Tuesday, July 17, 2018

The Privy Council has dismissed an appeal from the National Gas Company (NGC) seeking to overturn a decision to strike out a lawsuit against Super Industrial Services (SIS) and one of its subsidiaries Rain Forest Resorts Limited.

Delivering a 16-page judgement yesterday, five Law Lords of the Privy Council ruled that the local Court of Appeal was correct to apply the sanction to NGC after it (NGC) was found to have breached the Civil Procedure Rules (CPR) which govern civil litigation.

The decision does not mean the automatic end of NGC’s lawsuit against the companies, however, as in March it made a relief from sanctions application under the CPR.

In a press release issued yesterday, NGC stated that following the judgement it obtained an injunction freezing the company’s assets pending the determination of the application. The application, in which NGC is claiming that the companies were not prejudiced by its procedural error, comes up for hearing on December 13.

NGC first sued the companies in December 2015 after it begun arbitration proceedings against them over the controversial Beetham Water Treatment Plant. While the project was estimated to cost US$162,055,318.77, NGC was seeking to recover $400 million which was advanced to SIS before the contract was cancelled in 2016. The arbitration is still pending and is unaffected by yesterday’s decision.

In the lawsuit, NGC was seeking orders setting aside four mortgages and a debenture between SIS and its subsidiary, which it alleges were done to siphon the proceeds from the project. It initially obtained an injunction freezing $180 million of the companies’ assets pending the determination of the lawsuit.

While the injunction application was being decided, the companies applied to have the claim struck out based on the fact that NGC failed to meet the deadline for applying for a case management conference of the substantive claim.

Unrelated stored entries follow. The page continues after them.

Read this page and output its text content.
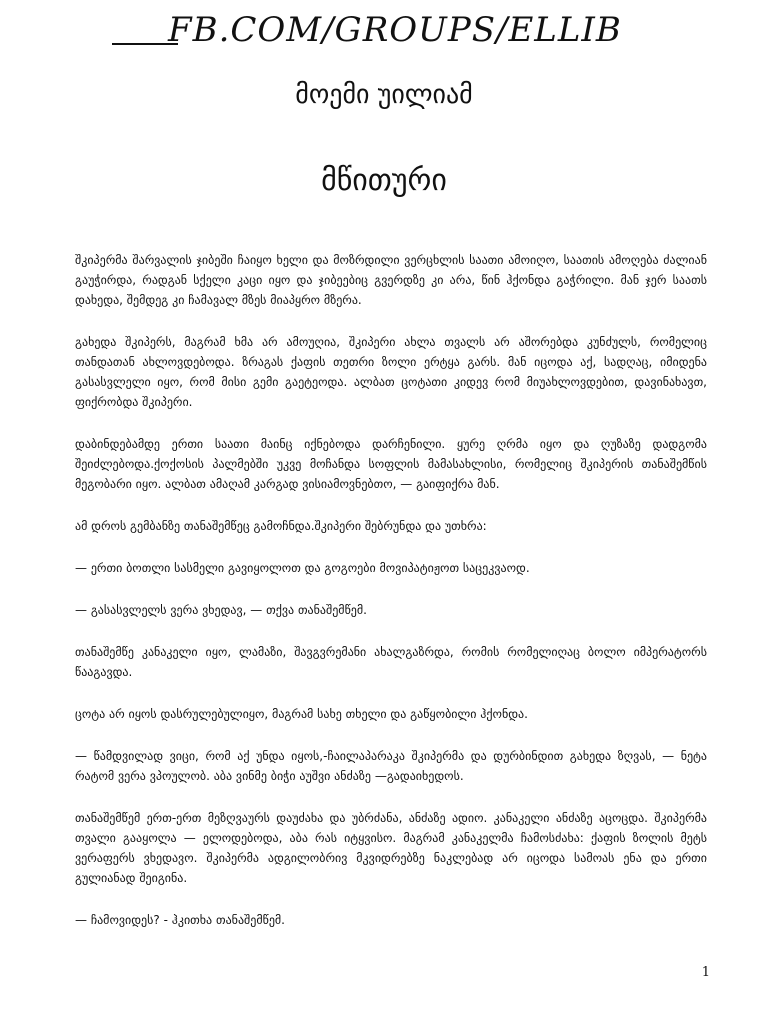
FB.COM/GROUPS/ELLIB
მოემი უილიამ
მწითური

შკიპერმა შარვალის ჯიბეში ჩაიყო ხელი და მოზრდილი ვერცხლის საათი ამოიღო, საათის ამოღება ძალიან გაუჭირდა, რადგან სქელი კაცი იყო და ჯიბეებიც გვერდზე კი არა, წინ ჰქონდა გაჭრილი. მან ჯერ საათს დახედა, შემდეგ კი ჩამავალ მზეს მიაპყრო მზერა.

გახედა შკიპერს, მაგრამ ხმა არ ამოუღია, შკიპერი ახლა თვალს არ აშორებდა კუნძულს, რომელიც თანდათან ახლოვდებოდა. ზრაგას ქაფის თეთრი ზოლი ერტყა გარს. მან იცოდა აქ, სადღაც, იმიდენა გასასვლელი იყო, რომ მისი გემი გაეტეოდა. ალბათ ცოტათი კიდევ რომ მიუახლოვდებით, დავინახავთ, ფიქრობდა შკიპერი.

დაბინდებამდე ერთი საათი მაინც იქნებოდა დარჩენილი. ყურე ღრმა იყო და ღუზაზე დადგომა შეიძლებოდა.ქოქოსის პალმებში უკვე მოჩანდა სოფლის მამასახლისი, რომელიც შკიპერის თანაშემწის მეგობარი იყო. ალბათ ამაღამ კარგად ვისიამოვნებთო, — გაიფიქრა მან.

ამ დროს გემბანზე თანაშემწეც გამოჩნდა.შკიპერი შებრუნდა და უთხრა:

— ერთი ბოთლი სასმელი გავიყოლოთ და გოგოები მოვიპატიჟოთ საცეკვაოდ.

— გასასვლელს ვერა ვხედავ, — თქვა თანაშემწემ.

თანაშემწე კანაკელი იყო, ლამაზი, შავგვრემანი ახალგაზრდა, რომის რომელიღაც ბოლო იმპერატორს წააგავდა.

ცოტა არ იყოს დასრულებულიყო, მაგრამ სახე თხელი და გაწყობილი ჰქონდა.

— წამდვილად ვიცი, რომ აქ უნდა იყოს,-ჩაილაპარაკა შკიპერმა და დურბინდით გახედა ზღვას, — ნეტა რატომ ვერა ვპოულობ. აბა ვინმე ბიჭი აუშვი ანძაზე —გადაიხედოს.

თანაშემწემ ერთ-ერთ მეზღვაურს დაუძახა და უბრძანა, ანძაზე ადიო. კანაკელი ანძაზე აცოცდა. შკიპერმა თვალი გააყოლა — ელოდებოდა, აბა რას იტყვისო. მაგრამ კანაკელმა ჩამოსძახა: ქაფის ზოლის მეტს ვერაფერს ვხედავო. შკიპერმა ადგილობრივ მკვიდრებზე ნაკლებად არ იცოდა სამოას ენა და ერთი გულიანად შეიგინა.

— ჩამოვიდეს? - ჰკითხა თანაშემწემ.

1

NGC had initially made a relief from sanctions application but it was eventually withdrawn after High Court Judge Joan Charles dismissed the companies’ application.

Last year, the Court of Appeal delivered a majority judgement in which it overturned Charles’ decision.

In its judgement yesterday the Privy Council agreed with the Court of Appeal, as it ruled that the CPR, which was introduced to reduce inefficiency in civil litigation, should be strictly applied. SIS was represented by Peter Knox, QC and Robert Strang, while Ramesh Lawrence Maharaj, SC and Tom Poole represented Rain Forest. Richard Brindle, QC, Rupert Allen and Jason Mootoo represented NGC.